Earning a diploma may signify a step towards adulthood, but the maturity needed to live that life has yet to be achieved. The Austrian writer describes the process of growing up in all its painful, but also sensual complexity. We watch Juli as she grows independent, moves to the big city to study at the university, hunts for her first own apartment, fixes it up with a girlfriend, and makes her first tentative contacts. A young woman who takes her path, while remaining sensitive and thin-skinned. The failure of her first love pains her, and she is confused by men who need both closeness and distance because it makes them unpredictable.
Juli grows melancholy, today we call it depression, but this term lacks the element of suffering from a bleeding heart. While the first half of the novel intensely explores the girl's lust for life, blissful feelings of friendship and eroticism, the second part is dotted with diary entries that make Juli's melancholy palpable for the reader. Steinkellner creates an emotional rollercoaster with all of life's highs and lows, and she aptly shows us the uncertainty of a person, who has just been rejected by her first love. Juli struggles through the dullness of her everyday life and Elisabeth Steinkellner shows us how a mere protagonist can mature into a hero.
At first glance, it appears as if her protagonists are lacking nothing in their modern, independent lifestyle, but we soon are shown another side that is marked by loneliness and psychological distress.

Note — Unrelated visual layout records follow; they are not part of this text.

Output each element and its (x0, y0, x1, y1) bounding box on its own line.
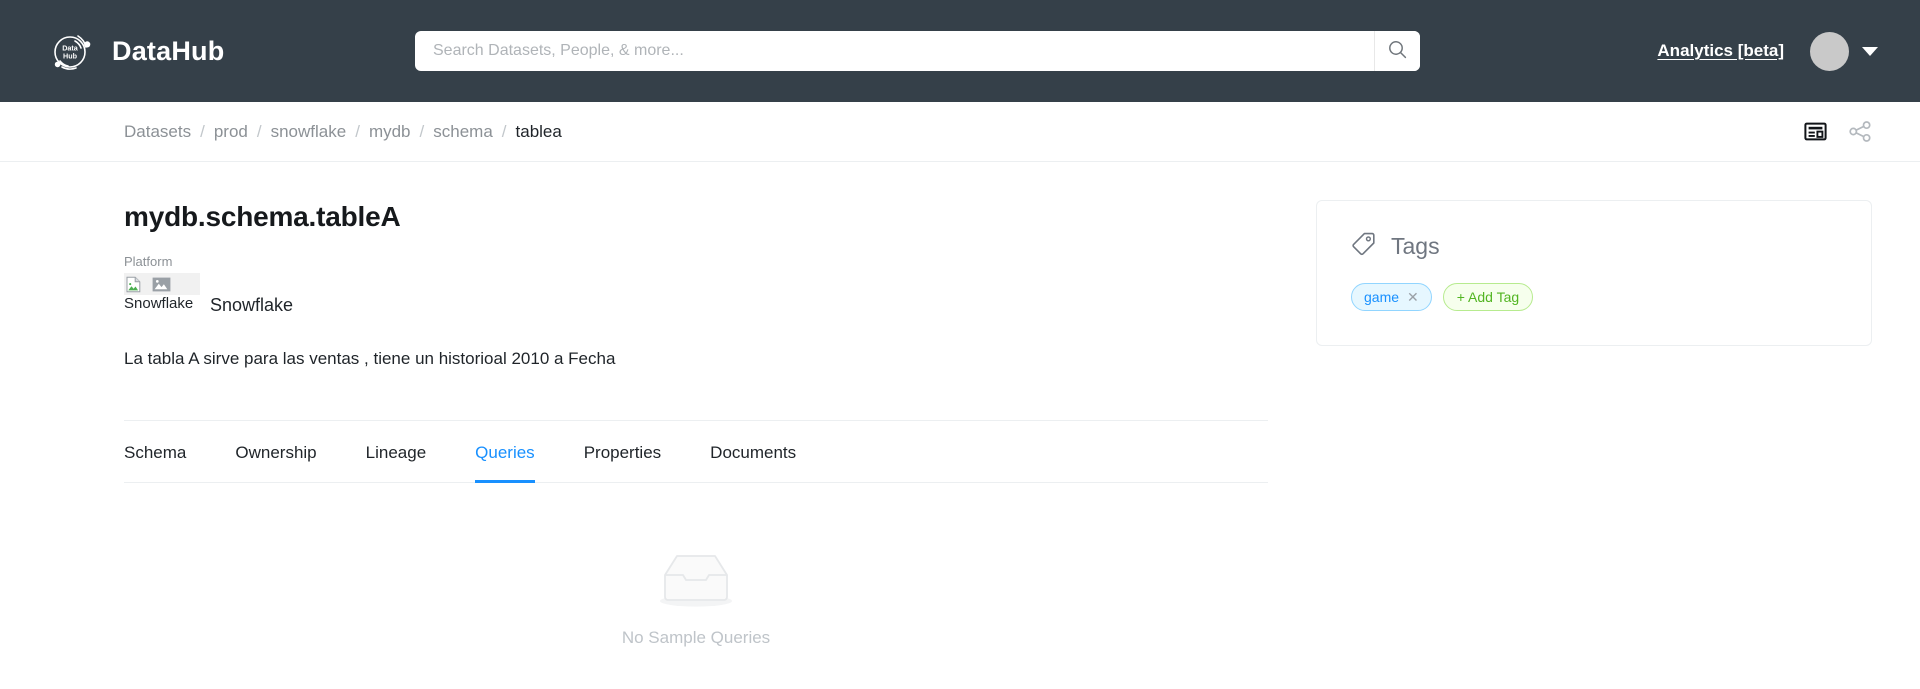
tag-icon (1351, 231, 1376, 261)
entity-main-column: mydb.schema.tableA Platform Snowflake Sn… (124, 200, 1268, 648)
add-tag-button[interactable]: + Add Tag (1442, 283, 1534, 311)
breadcrumb-actions (1804, 120, 1872, 143)
breadcrumb-bar: Datasets / prod / snowflake / mydb / sch… (0, 102, 1920, 162)
close-icon[interactable]: ✕ (1407, 290, 1419, 304)
tab-properties[interactable]: Properties (584, 421, 661, 482)
entity-tabs: Schema Ownership Lineage Queries Propert… (124, 421, 1268, 483)
tags-card-header: Tags (1351, 231, 1837, 261)
user-menu[interactable] (1810, 31, 1878, 71)
platform-name: Snowflake (210, 295, 294, 316)
page-body: mydb.schema.tableA Platform Snowflake Sn… (0, 162, 1920, 648)
entity-description: La tabla A sirve para las ventas , tiene… (124, 349, 616, 369)
platform-label: Platform (124, 253, 173, 269)
entity-sidebar-column: Tags game ✕ + Add Tag (1316, 200, 1872, 346)
breadcrumb-separator: / (355, 121, 360, 141)
brand-home-link[interactable]: Data Hub DataHub (48, 28, 224, 74)
platform-logo-broken-image: Snowflake (124, 273, 200, 312)
search-input[interactable] (415, 31, 1374, 71)
analytics-link[interactable]: Analytics [beta] (1657, 41, 1784, 61)
breadcrumb-separator: / (256, 121, 262, 141)
tag-list: game ✕ + Add Tag (1351, 283, 1837, 311)
breadcrumb-separator: / (200, 121, 205, 141)
brand-title: DataHub (112, 35, 225, 66)
search-submit-button[interactable] (1374, 31, 1420, 71)
broken-image-glyphs (124, 273, 200, 296)
global-search (415, 31, 1420, 71)
search-icon (1388, 40, 1407, 62)
datahub-orbit-logo-icon: Data Hub (48, 28, 94, 74)
tab-schema[interactable]: Schema (124, 421, 186, 482)
breadcrumb-item-tablea: tablea (515, 121, 562, 141)
empty-inbox-icon (652, 547, 740, 616)
breadcrumb-item-snowflake[interactable]: snowflake (271, 122, 347, 142)
broken-image-icon (126, 276, 141, 292)
queries-empty-state: No Sample Queries (124, 547, 1268, 648)
card-layout-icon[interactable] (1804, 120, 1827, 143)
tab-documents[interactable]: Documents (710, 421, 796, 482)
chevron-down-icon (1862, 46, 1878, 56)
logo-text-hub: Hub (63, 52, 78, 61)
page-title: mydb.schema.tableA (124, 201, 401, 232)
platform-logo-alt-text: Snowflake (124, 295, 194, 313)
empty-state-message: No Sample Queries (621, 627, 771, 647)
tag-label: game (1364, 289, 1400, 305)
tags-card-title: Tags (1391, 232, 1440, 259)
image-placeholder-icon (152, 277, 171, 292)
app-header: Data Hub DataHub Analytics [beta] (0, 0, 1920, 102)
breadcrumb-item-datasets[interactable]: Datasets (124, 122, 191, 142)
breadcrumb-item-mydb[interactable]: mydb (369, 122, 411, 142)
breadcrumb-separator: / (419, 121, 425, 141)
tab-queries[interactable]: Queries (475, 421, 535, 483)
breadcrumb-item-prod[interactable]: prod (214, 122, 248, 142)
breadcrumb-item-schema[interactable]: schema (433, 122, 493, 142)
breadcrumb: Datasets / prod / snowflake / mydb / sch… (124, 122, 1804, 142)
tags-card: Tags game ✕ + Add Tag (1316, 200, 1872, 346)
platform-row: Snowflake Snowflake (124, 273, 1268, 316)
breadcrumb-separator: / (501, 121, 507, 141)
tab-ownership[interactable]: Ownership (235, 421, 316, 482)
tab-lineage[interactable]: Lineage (366, 421, 427, 482)
share-icon[interactable] (1849, 120, 1872, 143)
tag-game[interactable]: game ✕ (1351, 283, 1432, 311)
header-actions: Analytics [beta] (1657, 0, 1878, 102)
user-avatar (1810, 31, 1849, 71)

Juli finds a path that leads her from the depths to a new and totally different kind of love. Although, Elisabeth Steinkellner fulfills the classical requirements of a coming-of-age novel, nothing about her prose seems constructed or dramaturgically contrived, Rabensommer is a unified whole, a debut that brings a new and distinctive voice to German young adult literature. A skillfully executed plot and keen ear for the delicate stirrings of the heart need not be a contradiction in terms.
The sincerity of this prose is reminiscent of Lara Schützsack's equally impressive debut novel "Und auch so bitter kalt" [And so bitterly cold] which was published in 2014. She, too, followed her protagonist in her downward spiral of melancholy. This year, Rabensommer has proven to be the most important novel that German language young adult literature has to offer.
By Thomas Linden, 31.03.2016
Thomas Linden is a journalist (Kölnische Rundschau, WWW.CHOICES.DE) specializing in the areas of literature, theater and film. He also curates exhibitions on photography and picture book illustration.
Juli, Ronja, Niels and August. Four friends and the last summer together before they all go off in different directions. The longing for the life that lies ahead of them is great, yet there is also uncertainty. A wonderfully poetic coming of age novel written by a remarkable author.
They have been best friends for years and done almost everything together – just like ravens. Now, after finishing high school, each one has to decide how things will continue. The first-person narrator, Juli, decides to go to university, yet before she starts, everything changes. Niels, who she has been dating for one year, suddenly breaks up with her. August reveals his very special secret. And Ronja goes to London. Juli is left alone to sort out her life, which seems to her like a pile of small pieces.